چگالی کم و علاقه بالای اتصال پلاکت [3H] پاروکستین در زنان مبتلا به بولیمیا
|کد مقاله||سال انتشار||مقاله انگلیسی||ترجمه فارسی||تعداد کلمات|
|32505||2006||5 صفحه PDF||سفارش دهید||2930 کلمه|
Publisher : Elsevier - Science Direct (الزویر - ساینس دایرکت)
Journal : Psychiatry Research, Volume 142, Issues 2–3, 15 June 2006, Pages 219–223
Impaired serotonin transmission has been suggested to be implicated in the pathophysiology of bulimia nervosa. As an indirect measure of brain serotonergic activity, the binding of tritiated ligands to platelet serotonin transporters has been studied in bulimia nervosa as well as in other putatively serotonin-related psychiatric disorders. In this study, the density and affinity of platelet serotonin transporters were assessed in 20 women meeting the DSM-IV criteria for bulimia nervosa and in 14 controls without previous or ongoing eating disorder using [3H]paroxetine as a ligand. In comparison to controls, women with bulimia nervosa had a significantly reduced number of platelet binding sites (Bmax = 721 ± 313 vs. 1145 ± 293 fmol/mg protein) and an increase in the affinity for the ligand demonstrated by a lower dissociaton constant (Kd = 33 ± 10 vs. 44 ± 10 pM). A significant correlation between Bmax and Kd values was found in patients but not in controls. Our results support the notion that bulimia nervosa is associated with a reduction in platelet serotonin transporter density. In addition, our study is the first to report that this reduced transporter density in women with bulimia nervosa is accompanied by an increase in the affinity of the transporter for the ligand.

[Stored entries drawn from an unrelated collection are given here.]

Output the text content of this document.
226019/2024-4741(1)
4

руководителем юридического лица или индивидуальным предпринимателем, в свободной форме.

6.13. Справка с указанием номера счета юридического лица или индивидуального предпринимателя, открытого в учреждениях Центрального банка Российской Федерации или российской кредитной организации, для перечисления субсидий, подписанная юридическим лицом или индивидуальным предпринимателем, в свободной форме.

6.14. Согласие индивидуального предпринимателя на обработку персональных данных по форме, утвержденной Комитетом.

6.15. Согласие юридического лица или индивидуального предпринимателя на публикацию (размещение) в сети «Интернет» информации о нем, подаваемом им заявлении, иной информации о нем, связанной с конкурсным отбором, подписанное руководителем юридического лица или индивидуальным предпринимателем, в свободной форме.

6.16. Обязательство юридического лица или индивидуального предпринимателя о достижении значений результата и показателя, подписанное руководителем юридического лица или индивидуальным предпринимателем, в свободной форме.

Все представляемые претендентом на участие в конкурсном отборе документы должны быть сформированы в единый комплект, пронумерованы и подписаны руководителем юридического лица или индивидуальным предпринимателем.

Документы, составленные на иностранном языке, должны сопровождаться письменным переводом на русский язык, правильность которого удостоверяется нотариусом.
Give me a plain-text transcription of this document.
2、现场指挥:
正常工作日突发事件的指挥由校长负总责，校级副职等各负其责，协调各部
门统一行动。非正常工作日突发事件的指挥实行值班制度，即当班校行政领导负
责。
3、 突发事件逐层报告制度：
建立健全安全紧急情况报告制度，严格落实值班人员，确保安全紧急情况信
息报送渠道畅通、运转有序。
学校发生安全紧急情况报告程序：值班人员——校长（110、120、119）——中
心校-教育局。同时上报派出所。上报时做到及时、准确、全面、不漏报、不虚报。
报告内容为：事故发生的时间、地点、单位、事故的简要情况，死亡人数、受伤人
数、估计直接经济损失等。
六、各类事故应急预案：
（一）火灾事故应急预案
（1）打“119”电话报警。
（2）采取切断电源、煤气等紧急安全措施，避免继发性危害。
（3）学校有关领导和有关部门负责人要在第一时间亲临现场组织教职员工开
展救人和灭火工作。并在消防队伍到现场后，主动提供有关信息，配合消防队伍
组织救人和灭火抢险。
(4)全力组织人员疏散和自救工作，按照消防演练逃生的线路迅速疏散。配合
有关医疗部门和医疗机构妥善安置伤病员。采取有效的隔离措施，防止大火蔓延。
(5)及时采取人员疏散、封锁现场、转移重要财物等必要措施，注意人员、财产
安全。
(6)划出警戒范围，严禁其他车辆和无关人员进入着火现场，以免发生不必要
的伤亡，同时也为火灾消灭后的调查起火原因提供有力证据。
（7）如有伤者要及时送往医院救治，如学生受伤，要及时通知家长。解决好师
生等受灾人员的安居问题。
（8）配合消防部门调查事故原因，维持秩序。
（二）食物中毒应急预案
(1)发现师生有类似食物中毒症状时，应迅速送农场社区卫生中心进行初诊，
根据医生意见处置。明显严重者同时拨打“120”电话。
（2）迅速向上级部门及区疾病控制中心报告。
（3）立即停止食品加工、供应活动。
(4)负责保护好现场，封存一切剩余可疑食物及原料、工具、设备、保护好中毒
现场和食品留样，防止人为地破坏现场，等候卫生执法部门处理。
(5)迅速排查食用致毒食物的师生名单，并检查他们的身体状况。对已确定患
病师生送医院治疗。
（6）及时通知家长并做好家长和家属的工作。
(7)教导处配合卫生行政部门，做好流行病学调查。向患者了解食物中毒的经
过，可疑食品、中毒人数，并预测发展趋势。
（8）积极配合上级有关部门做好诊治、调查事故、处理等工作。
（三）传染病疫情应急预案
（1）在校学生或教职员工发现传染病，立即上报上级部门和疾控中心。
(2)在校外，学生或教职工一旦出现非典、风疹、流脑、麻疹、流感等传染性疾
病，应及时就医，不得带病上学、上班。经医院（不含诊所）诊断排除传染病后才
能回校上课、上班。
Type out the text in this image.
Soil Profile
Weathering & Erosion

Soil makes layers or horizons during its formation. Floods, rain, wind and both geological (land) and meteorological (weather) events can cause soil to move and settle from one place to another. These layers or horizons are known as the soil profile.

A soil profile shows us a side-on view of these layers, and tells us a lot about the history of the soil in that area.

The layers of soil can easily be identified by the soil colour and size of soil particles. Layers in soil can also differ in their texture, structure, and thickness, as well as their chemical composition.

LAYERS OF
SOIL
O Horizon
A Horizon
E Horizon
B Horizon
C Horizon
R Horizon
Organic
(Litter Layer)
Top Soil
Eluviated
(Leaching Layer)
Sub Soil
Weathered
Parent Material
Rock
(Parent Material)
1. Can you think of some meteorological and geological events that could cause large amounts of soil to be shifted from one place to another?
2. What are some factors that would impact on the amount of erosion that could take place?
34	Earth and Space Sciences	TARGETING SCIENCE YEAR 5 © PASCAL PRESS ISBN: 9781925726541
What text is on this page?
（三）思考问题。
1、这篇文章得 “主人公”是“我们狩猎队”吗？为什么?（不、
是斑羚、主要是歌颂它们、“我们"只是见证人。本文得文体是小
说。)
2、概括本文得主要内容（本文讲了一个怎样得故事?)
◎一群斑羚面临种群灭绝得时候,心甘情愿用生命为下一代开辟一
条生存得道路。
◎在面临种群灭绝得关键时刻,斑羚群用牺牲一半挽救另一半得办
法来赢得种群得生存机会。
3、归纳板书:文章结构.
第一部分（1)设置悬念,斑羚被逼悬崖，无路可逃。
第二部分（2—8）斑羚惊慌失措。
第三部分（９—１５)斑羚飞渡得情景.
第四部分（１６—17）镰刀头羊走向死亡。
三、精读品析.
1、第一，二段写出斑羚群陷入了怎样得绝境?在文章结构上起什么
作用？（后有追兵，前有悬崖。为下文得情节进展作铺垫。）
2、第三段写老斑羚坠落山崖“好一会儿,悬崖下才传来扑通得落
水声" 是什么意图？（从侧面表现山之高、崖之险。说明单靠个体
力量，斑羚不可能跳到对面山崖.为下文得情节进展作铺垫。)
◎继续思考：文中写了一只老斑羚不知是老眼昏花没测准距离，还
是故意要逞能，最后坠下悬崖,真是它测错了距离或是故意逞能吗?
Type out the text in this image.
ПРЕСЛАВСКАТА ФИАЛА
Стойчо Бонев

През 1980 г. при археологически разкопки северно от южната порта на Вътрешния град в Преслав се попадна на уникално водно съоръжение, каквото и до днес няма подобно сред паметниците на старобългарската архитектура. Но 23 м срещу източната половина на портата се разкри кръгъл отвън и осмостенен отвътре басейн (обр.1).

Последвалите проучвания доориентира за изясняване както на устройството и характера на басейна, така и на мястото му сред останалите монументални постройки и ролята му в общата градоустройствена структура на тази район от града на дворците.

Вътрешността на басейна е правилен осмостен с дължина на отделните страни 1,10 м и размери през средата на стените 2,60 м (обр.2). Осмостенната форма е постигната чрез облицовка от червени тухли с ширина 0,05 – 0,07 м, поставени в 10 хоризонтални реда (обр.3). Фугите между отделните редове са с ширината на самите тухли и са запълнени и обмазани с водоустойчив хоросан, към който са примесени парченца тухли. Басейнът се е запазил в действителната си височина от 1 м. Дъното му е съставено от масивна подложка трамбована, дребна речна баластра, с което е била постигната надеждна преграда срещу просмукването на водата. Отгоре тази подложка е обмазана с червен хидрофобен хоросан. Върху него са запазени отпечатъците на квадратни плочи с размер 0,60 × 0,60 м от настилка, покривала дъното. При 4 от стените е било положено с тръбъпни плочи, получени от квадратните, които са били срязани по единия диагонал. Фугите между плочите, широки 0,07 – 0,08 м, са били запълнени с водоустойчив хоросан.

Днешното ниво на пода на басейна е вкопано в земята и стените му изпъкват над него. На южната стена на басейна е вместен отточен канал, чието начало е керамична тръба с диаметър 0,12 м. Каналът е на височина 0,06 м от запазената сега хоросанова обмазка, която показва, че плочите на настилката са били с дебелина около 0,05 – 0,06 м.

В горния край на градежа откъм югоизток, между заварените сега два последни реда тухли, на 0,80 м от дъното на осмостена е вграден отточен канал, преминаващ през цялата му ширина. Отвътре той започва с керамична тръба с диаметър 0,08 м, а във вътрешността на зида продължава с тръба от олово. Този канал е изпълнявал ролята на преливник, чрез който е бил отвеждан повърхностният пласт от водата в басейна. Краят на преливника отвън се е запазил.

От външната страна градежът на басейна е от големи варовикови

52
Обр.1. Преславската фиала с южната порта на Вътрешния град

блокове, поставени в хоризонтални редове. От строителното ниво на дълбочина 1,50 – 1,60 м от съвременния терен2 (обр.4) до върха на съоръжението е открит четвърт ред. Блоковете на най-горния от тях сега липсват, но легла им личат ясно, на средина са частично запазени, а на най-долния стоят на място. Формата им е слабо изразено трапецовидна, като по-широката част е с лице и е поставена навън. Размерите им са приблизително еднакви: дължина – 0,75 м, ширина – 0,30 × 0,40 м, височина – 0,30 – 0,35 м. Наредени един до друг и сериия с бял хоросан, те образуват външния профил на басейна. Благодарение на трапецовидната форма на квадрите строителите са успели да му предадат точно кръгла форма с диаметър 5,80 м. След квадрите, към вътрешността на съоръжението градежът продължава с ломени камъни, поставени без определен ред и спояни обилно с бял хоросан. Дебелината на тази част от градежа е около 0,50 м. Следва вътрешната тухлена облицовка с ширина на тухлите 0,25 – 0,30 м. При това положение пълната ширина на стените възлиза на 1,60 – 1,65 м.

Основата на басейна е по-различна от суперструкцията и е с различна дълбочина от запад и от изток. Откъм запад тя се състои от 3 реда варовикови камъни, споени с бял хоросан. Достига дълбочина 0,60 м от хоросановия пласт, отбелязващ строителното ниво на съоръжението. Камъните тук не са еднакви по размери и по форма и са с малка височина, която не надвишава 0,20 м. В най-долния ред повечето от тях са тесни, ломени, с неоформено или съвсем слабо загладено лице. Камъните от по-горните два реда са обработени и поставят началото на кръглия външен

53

Bulimia nervosa is characterised by recurrent episodes of binge eating and compensatory behaviour to prevent weight gain, e.g. self-induced vomiting. The disorder is much more common in women than in men (Halmi, 2002 and Mehler, 2003). An involvement of serotonin in this condition gains support mainly from the fact that treatment with serotonin reuptake inhibitors leads to a symptom reduction (Kaye et al., 1998, McElroy et al., 2000 and Arnold et al., 2002) but also from reports suggesting that subjects with bulimia display decreased concentrations of the serotonin metabolite 5-hydroxyindoleacetic acid in cerebrospinal fluid (Jimerson et al., 1992) and blunted prolactin responses to a variety of serotonergic agents (for references, see Brewerton, 1995). The serotonin transporter expressed in platelets is identical to that found in brain (Lesch et al., 1993 and Ozaki et al., 1994). The binding of tritiated serotonin reuptake inhibitors to platelets has been studied in patients suffering from putative serotonin-related psychiatric disorders as an indirect measure of brain serotonergic activity. In contrast to the notorious difficulty in finding biological markers that are consistently aberrant in groups of psychiatric patients, a majority of these studies have in fact revealed a reduced density of platelet serotonin transporter binding sites in patients with, for example, depression (Briley et al., 1980, Nemeroff et al., 1994 and Alvarez et al., 1999), obsessive–compulsive disorder (Marazziti et al., 1996 and Sallee et al., 1996), premenstrual dysphoria (Rojansky et al., 1991 and Melke et al., 2003), and panic disorder (Marazziti et al., 1999 and Neuger et al., 2000). The purpose of this study was to determine if it is possible to replicate that women with bulimia nervosa differ from controls with respect to the number and affinity of platelet serotonin transporters using the tritiated selective serotonin reuptake inhibitor paroxetine as ligand.